As sete, pela primeira vez na vida, ele mesmo coou café forte, cortou uma fatia de queijo e resolveu chegar ao arraial. O arraial também estava vazio. Deu-lhe então o sério pressentimento de que o haviam achado. Voltou apressado para casa, o coração socando o peito, à espera de uma bala nas costas – mas, nada. Só havia o silêncio. Ao chegar ouviu mugidos horríveis no estábulo. Seu reprodutor de duzentos contos, estava peado e castrado. As outras reses agonizavam devagar, meio sangradas pelo pescoço. Eram eles. Entrou, e viu que não tinha uma só arma em casa. Mas não iria pedir misericórdia. Já sabia o que ocorrera: saídos da cadeia, os três se juntaram para vir atrás dele, que nunca cumprira nada do prometido – nem mesmo olhar pela mulher do Santos, que estava grávida, nem mesmo pagar a operação do pai de Durvalino. Tinham esvaziado o arraial, indo de casa em casa durante a noite – e como ninguém ali o estimava, fora fácil mandar todos para assistir, dos altos, ao seu fim. Queriam matá-lo de medo. Era o que ele faria se estivesse no lugar deles – e um deles estivesse em seu lugar. Mas estavam lidando com lacrau. De medo, não. De bala sim, ou , quem sabe, talvez. Foi para a varanda, sentou-se na cadeira alta, tirou a camisa e ofereceu o peito magro como alvo.
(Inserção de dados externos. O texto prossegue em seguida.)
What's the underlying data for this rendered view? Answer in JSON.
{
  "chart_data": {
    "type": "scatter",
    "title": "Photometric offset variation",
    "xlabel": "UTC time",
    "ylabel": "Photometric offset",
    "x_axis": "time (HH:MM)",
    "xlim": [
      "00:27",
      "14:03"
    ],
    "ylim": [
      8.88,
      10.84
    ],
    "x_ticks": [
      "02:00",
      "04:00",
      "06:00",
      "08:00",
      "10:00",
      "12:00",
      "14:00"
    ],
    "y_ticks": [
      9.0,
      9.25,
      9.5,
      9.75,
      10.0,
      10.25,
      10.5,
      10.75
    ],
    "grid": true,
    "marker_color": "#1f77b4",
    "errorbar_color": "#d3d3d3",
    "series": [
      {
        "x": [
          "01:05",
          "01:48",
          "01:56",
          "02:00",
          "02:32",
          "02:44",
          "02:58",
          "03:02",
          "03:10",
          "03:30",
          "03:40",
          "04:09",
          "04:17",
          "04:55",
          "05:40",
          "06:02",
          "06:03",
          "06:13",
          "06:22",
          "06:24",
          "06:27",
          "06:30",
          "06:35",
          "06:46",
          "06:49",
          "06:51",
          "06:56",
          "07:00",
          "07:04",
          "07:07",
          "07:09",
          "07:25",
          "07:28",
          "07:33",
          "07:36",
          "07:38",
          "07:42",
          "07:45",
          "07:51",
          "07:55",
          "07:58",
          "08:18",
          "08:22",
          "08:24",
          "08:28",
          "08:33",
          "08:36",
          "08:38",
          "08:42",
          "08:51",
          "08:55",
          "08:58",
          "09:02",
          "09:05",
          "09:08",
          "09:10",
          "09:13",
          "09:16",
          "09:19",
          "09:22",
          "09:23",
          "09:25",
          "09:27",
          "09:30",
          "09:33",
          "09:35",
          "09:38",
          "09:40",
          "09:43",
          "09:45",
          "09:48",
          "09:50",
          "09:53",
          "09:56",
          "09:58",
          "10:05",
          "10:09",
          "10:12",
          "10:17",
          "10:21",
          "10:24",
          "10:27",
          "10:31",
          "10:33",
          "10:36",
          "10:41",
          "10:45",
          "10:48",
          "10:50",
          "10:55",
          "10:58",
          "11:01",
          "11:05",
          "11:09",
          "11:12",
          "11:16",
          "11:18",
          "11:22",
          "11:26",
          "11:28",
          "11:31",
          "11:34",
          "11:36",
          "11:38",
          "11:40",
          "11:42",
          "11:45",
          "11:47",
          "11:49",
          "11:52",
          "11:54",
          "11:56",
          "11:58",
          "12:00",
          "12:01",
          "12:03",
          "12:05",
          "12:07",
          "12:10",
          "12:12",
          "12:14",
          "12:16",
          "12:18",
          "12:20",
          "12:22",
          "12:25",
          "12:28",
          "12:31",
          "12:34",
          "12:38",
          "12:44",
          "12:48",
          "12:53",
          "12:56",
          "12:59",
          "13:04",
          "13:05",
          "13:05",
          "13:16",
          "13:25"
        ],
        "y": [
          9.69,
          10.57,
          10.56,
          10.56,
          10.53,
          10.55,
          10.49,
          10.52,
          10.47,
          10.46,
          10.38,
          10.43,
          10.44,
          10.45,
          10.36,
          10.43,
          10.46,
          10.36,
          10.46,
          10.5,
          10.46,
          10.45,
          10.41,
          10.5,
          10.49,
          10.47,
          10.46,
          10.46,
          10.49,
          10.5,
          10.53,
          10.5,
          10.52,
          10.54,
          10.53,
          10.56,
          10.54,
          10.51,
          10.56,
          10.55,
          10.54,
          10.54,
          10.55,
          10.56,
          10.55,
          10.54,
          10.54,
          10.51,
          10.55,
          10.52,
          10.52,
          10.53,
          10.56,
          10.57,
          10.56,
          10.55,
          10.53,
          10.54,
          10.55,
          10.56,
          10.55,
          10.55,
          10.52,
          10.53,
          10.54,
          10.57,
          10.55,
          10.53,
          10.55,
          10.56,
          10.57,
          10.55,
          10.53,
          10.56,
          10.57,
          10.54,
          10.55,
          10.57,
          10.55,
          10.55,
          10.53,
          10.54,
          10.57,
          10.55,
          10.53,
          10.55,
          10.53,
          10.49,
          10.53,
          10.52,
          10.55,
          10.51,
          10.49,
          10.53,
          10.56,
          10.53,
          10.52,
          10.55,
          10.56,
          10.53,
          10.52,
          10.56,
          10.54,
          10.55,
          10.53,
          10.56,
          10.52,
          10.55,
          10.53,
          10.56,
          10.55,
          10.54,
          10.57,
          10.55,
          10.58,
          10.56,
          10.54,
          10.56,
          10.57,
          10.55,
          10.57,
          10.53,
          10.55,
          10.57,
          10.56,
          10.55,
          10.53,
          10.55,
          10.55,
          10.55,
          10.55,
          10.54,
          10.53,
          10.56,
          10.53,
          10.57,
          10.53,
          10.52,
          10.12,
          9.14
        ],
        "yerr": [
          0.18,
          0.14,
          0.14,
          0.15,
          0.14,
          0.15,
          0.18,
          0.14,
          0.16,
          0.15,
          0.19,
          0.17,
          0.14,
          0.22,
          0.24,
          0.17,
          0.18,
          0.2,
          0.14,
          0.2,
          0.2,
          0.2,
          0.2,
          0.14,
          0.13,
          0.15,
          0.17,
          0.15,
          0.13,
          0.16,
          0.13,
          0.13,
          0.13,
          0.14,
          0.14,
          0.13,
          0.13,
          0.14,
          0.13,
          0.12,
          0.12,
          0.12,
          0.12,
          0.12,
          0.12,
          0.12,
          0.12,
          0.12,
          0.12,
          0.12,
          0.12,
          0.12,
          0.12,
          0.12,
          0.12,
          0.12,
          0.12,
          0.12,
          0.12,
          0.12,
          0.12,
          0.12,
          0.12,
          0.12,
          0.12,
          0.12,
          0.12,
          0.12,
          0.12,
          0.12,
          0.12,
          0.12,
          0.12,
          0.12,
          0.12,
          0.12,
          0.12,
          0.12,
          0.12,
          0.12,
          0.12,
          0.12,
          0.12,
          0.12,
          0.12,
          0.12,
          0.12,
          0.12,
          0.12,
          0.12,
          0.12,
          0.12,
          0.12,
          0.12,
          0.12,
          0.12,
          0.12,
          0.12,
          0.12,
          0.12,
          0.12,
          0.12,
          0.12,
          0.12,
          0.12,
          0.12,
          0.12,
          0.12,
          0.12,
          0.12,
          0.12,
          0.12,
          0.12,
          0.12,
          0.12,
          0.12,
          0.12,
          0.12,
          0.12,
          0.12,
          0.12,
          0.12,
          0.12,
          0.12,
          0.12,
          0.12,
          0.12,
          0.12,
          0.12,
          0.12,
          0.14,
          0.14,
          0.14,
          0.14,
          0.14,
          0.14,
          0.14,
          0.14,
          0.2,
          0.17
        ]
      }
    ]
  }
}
Mas não houve tiro. Ouviu barulhos no fundo, não se moveu. Com fome, o sol a pino, levantou-se devagar, foi à cozinha, cortou um pedaço de charque, chamuscou-o no borralho, comeu. Tirou, com a cuia, água do pote e levou-a à boca: estava amarga, purgativa. Não bebeu. Ao meio dia os passarinhos sempre cantavam, e estavam mudos. Haviam posto arsênico no alpiste.

Voltou para o cadeirão da varanda e, pela primeira vez a paisagem ouvia sua gargalhada: “apareçam, se são homens. Venham, seus frouxos.” Calou-se, ao sentir a velha e companheira dor no peito. Mas não enfiou a mão no bolsinho da camisa para apanhar o comprimido. Levantou-se da cadeira, sentou-se na rede, gritou:

- Já que vocês não chegam, vou tirar uma soneca. Quem sabe arranjam coragem?

Respirou fundo, deu uma banana para a paisagem quieta, recostou-se, e agüentou, prazeroso, a dor da angina. Quando, finalmente, rastejaram até a varanda, ele ria de olhos fechados, e dois dedos, o polegar e o indicador, se juntavam, hirtos, no gesto obsceno.